Often with a Pratchett joke, if I don't 'get it', it is worth asking myself what Pratchett knew that I didn't, and the text often gives me a clue where to start looking. And the same applies here, though I don't know which text is Pratchett and which Gaiman.
Fourteenth-century minds, the lot of them. Spending years picking away at one soul. Admittedly it was craftsmanship, but you had to think differently these days.
P/G point us at a time period and associated quality and tell us that the mindset is out of date.
If craftsmanship is dated, what replaces it? Mass industrial production. And where was one of the cradles of the Industrial Revolution? Manchester.

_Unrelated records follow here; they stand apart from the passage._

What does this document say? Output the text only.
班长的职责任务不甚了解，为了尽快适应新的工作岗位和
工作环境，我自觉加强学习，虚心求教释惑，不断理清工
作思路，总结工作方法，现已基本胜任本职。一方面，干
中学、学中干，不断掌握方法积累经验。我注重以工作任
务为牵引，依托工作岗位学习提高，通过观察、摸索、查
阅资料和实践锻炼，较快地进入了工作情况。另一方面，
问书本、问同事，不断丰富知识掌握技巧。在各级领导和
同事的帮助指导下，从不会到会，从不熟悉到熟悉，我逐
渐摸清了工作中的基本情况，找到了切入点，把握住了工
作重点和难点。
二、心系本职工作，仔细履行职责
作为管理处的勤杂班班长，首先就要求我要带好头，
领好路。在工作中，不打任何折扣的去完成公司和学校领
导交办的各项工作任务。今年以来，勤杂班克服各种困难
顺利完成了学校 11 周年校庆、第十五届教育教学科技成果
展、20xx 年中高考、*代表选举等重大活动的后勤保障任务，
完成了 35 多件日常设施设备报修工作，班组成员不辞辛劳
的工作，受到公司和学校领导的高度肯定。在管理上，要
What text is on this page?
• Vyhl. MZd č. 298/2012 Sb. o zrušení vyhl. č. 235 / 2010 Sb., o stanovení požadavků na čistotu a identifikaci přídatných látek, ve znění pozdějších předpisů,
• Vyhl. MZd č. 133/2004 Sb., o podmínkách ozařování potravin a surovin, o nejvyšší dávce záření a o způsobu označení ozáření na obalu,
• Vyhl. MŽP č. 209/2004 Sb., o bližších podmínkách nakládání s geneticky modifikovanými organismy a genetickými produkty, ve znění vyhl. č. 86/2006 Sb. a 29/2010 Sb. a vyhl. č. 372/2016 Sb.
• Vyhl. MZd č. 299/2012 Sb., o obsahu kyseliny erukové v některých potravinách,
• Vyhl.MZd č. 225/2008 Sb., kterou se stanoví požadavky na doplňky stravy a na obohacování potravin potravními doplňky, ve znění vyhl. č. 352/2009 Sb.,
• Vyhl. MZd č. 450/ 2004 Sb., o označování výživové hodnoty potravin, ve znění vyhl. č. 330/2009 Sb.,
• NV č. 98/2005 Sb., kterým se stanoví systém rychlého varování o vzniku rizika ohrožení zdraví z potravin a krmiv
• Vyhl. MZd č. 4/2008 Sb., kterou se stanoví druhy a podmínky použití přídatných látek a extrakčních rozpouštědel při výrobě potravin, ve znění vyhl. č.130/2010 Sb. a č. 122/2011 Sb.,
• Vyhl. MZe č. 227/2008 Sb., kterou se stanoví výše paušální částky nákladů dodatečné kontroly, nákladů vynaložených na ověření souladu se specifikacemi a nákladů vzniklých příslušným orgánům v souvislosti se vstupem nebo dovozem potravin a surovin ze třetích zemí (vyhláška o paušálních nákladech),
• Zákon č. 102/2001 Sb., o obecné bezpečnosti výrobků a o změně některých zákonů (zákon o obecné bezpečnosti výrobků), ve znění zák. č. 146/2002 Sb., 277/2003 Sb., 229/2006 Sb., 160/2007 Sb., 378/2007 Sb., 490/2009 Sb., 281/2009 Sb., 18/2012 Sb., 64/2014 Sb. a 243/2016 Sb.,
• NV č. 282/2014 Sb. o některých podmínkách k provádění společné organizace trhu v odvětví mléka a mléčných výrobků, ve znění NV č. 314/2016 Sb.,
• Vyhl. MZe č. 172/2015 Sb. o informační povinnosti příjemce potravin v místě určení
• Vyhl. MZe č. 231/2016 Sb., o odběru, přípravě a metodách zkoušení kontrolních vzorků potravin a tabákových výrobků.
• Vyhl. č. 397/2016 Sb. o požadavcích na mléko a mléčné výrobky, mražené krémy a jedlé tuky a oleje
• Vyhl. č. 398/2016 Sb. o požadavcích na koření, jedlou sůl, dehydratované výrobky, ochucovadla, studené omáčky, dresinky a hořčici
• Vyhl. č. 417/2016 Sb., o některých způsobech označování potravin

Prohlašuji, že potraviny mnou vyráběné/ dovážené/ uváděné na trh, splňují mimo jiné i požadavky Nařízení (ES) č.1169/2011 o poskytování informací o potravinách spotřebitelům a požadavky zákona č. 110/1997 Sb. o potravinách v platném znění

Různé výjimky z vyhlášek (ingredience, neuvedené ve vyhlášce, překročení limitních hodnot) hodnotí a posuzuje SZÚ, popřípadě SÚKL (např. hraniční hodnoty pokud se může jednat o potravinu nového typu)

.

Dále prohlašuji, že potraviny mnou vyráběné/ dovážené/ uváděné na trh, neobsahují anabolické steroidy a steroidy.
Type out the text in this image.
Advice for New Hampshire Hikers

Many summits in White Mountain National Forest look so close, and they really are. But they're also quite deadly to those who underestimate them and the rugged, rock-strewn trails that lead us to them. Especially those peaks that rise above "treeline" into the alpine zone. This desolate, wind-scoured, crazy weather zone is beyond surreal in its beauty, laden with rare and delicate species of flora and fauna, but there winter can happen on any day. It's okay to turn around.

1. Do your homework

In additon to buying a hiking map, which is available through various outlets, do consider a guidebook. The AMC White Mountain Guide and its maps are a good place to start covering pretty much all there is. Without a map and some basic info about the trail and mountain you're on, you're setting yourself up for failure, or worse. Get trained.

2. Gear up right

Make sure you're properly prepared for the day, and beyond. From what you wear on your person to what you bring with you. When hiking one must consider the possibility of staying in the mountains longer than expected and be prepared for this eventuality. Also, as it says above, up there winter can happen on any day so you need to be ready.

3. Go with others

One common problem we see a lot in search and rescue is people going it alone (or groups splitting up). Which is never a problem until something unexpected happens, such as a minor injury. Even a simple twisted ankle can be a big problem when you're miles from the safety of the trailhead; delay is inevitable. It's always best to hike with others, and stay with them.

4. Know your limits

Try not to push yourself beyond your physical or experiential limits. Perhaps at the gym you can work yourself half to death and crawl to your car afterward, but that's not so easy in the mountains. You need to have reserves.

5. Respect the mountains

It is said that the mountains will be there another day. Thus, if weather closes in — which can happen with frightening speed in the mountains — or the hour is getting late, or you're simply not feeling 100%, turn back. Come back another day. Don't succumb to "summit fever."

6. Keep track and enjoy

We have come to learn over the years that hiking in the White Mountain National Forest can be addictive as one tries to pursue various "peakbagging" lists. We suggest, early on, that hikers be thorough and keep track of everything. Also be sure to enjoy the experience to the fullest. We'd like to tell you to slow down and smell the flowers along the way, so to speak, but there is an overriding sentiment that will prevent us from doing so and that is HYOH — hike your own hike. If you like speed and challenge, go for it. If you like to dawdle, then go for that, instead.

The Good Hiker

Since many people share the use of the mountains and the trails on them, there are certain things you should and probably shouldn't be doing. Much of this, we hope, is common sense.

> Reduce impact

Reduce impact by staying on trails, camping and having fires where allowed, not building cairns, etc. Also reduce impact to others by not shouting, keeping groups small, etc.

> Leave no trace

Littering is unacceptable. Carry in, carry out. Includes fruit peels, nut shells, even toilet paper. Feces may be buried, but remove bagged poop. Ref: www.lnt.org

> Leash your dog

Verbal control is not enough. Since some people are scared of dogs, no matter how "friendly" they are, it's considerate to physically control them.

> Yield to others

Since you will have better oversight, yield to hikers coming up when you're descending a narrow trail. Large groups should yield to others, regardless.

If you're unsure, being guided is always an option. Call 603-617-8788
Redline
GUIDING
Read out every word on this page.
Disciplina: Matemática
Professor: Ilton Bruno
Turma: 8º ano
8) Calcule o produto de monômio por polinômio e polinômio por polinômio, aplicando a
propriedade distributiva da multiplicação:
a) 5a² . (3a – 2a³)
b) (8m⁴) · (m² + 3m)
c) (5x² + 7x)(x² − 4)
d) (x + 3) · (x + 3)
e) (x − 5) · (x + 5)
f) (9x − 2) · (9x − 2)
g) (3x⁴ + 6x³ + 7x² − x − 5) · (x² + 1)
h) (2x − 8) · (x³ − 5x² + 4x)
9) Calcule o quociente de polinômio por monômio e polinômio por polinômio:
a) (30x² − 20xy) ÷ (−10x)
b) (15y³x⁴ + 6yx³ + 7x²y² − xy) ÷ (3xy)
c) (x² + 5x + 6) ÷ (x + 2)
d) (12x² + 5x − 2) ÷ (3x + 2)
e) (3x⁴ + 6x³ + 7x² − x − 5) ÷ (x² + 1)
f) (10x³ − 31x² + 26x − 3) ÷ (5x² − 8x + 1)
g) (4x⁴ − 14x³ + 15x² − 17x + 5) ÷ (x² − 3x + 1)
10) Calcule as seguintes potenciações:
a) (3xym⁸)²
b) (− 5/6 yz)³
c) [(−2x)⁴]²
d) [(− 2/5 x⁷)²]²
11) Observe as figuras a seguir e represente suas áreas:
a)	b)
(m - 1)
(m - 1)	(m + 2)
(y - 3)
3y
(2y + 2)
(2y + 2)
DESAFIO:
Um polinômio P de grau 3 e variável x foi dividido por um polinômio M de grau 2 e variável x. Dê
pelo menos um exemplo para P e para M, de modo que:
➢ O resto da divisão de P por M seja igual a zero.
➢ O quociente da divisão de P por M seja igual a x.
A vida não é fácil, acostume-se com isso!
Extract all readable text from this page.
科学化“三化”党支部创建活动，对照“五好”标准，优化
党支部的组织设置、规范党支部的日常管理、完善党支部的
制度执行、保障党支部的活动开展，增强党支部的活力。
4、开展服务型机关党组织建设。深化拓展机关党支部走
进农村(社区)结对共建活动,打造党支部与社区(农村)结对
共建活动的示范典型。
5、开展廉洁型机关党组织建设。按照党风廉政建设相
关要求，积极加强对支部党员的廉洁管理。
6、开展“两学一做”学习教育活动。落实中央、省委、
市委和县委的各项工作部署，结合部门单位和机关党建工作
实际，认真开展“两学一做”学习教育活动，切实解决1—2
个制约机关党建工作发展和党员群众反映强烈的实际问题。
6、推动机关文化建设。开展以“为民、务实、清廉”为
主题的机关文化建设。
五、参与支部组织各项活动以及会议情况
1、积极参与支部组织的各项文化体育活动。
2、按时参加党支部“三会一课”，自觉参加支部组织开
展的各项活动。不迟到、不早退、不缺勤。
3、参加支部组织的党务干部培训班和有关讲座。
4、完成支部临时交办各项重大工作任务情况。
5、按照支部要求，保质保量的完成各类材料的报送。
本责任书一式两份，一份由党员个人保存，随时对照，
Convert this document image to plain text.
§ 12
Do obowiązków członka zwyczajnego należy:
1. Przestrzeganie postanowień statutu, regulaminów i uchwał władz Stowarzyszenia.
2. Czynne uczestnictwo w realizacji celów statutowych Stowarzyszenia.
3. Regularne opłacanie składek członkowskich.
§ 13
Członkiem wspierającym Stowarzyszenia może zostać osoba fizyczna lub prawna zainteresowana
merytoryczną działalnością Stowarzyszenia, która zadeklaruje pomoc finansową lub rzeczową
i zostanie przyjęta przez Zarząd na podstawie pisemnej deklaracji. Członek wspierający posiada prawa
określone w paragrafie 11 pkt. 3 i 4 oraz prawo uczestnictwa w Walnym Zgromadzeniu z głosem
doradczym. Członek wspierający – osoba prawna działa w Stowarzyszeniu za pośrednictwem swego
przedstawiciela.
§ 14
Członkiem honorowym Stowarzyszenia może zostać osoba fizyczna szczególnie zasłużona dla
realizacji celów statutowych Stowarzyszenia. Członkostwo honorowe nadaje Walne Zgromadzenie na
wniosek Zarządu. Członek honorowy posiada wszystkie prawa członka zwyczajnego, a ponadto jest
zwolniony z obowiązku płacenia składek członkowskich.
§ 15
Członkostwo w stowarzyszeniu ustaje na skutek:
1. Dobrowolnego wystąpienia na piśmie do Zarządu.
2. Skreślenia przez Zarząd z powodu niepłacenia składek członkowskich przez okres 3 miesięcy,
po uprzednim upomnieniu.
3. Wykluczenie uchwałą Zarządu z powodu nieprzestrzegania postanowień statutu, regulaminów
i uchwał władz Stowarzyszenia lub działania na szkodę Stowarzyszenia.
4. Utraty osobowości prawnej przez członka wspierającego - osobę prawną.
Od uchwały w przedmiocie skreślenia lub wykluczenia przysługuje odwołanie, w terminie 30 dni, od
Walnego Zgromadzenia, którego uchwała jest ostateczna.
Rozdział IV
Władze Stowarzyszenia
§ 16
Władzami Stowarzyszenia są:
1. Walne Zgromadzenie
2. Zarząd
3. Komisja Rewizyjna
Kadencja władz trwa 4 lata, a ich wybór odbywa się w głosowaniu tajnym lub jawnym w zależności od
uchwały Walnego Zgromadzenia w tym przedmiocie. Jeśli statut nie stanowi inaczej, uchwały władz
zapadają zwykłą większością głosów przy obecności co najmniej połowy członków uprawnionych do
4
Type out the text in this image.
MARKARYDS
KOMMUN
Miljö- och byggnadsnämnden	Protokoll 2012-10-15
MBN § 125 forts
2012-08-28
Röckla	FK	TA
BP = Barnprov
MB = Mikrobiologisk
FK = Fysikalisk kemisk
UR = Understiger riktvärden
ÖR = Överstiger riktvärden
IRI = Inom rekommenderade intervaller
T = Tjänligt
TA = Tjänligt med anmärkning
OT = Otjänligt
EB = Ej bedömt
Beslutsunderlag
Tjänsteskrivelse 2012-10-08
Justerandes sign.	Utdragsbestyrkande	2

Friedrich Engels was the son of a German manufacturer and worked as his agent in their factory in Manchester. Here he developed his strong social conscience from his real experience of the city. This resulted in his work The Condition of the Working-Class in England in 1844, in which he writes:
Such is the Old Town of Manchester, and on re-reading my description, I am forced to admit that instead of being exaggerated, it is far from black enough to convey a true impression of the filth, ruin, and uninhabitableness, the defiance of all considerations of cleanliness, ventilation, and health which characterise the construction of this single district, containing at least twenty to thirty thousand inhabitants. And such a district exists in the heart of the second city of England, the first manufacturing city of the world. If any one wishes to see in how little space a human being can move, how little air - and such air! - he can breathe, how little of civilisation he may share and yet live, it is only necessary to travel hither. True, this is the Old Town, and the people of Manchester emphasise the fact whenever any one mentions to them the frightful condition of this Hell upon Earth; but what does that prove? Everything which here arouses horror and indignation is of recent origin, belongs to the industrial epoch.
I think the fact of Manchester's history is enough to explain Crowley's satisfaction with it, but the highlighted quote underlines the connection that P/G may have been making. Pratchett's later works Dodger, Snuff and Raising Steam all have strong themes of social justice and reinforce the idea that he would be familiar with Engels' work.
A couple of potentially corroborative details:
One of the worst areas was called 'Angel Meadow';
Engels translated to English is 'angels';
Crowley and Aziraphale are, of course, angels.
All of which leads me to conclude that this mordant reference isn't really a 'joke'.